The probe focuses on the minister for reconciliation, Kouadio Konan Bertin, who also contested last year’s presidential election.

“The young woman filed a complaint with the police. A (judicial) investigation is under way,” the prosecutor’s office said, adding that Bertin had filed a suit against her for libel.

“The two cases will be handled concurrently,” the office said.

In an audio message disseminated on the internet on Monday, an Ivorian-Cameroonian artist who said she had worked with Bertin alleged that in April she had been forcibly taken to Divo, a town 200 kilometres (120 miles) west of Abidjan, where she was raped.

Questioned about the allegation late Tuesday on the national TV station RTI, Bertin said he had “nothing to reproach myself for.”

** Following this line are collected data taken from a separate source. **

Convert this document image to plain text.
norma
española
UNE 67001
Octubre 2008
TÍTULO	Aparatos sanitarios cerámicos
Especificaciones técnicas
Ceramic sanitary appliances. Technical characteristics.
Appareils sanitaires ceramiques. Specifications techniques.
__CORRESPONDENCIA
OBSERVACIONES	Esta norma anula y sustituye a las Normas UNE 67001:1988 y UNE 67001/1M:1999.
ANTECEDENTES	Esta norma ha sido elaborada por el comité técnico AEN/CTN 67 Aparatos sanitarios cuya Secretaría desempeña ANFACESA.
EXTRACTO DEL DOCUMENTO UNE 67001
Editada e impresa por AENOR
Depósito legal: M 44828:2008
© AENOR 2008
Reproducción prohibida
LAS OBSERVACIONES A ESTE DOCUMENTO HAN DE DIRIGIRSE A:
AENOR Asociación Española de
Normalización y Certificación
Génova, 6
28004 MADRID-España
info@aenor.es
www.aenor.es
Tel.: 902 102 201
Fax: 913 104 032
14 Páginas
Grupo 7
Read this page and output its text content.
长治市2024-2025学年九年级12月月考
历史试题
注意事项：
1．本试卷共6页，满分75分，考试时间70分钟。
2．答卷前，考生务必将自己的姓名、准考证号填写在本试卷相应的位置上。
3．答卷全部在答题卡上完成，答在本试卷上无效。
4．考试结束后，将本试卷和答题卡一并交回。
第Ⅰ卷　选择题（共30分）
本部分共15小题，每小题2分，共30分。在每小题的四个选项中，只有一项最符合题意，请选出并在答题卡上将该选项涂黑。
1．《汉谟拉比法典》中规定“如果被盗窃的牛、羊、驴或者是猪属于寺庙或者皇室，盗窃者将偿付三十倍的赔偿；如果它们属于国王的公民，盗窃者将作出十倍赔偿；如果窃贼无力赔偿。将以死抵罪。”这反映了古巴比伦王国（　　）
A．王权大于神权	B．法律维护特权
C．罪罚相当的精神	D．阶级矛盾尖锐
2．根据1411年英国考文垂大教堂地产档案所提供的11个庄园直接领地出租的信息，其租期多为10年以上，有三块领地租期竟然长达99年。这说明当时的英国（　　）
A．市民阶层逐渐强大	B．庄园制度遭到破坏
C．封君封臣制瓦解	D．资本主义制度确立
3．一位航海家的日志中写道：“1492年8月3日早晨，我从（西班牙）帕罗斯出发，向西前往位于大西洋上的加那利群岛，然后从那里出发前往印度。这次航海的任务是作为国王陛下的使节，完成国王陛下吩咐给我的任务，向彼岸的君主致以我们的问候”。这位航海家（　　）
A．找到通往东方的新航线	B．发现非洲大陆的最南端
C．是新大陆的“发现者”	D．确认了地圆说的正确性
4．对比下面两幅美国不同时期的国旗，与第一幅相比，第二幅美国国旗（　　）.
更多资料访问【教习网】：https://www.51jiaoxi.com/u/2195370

He added, “This is a criminal case which is in the hands of justice.”

Bertin, 52, commonly known by his initials of KKB, was the only contender against presidential incumbent Alassane Ouattara in last October’s elections.

Other candidates boycotted the poll in protest at Ouattara’s bid for a third term, which they said sidestepped the constitution.

Bertin, who picked up only 1.99 percent of the vote, was appointed minister of national reconciliation two months later — a post aimed at healing the country’s dangerous political rift.

The high-profile allegation comes on the heels of a television show that sparked nationwide outrage in August by seeming to make light of rape.

TV host Yves de M’Bella had asked a man described as a former rapist to demonstrate, using a mannequin, how he violated his victims.

De M’Bella was handed a suspended jail sentence of 12 months for “condoning rape” while his guest was given a two-year term.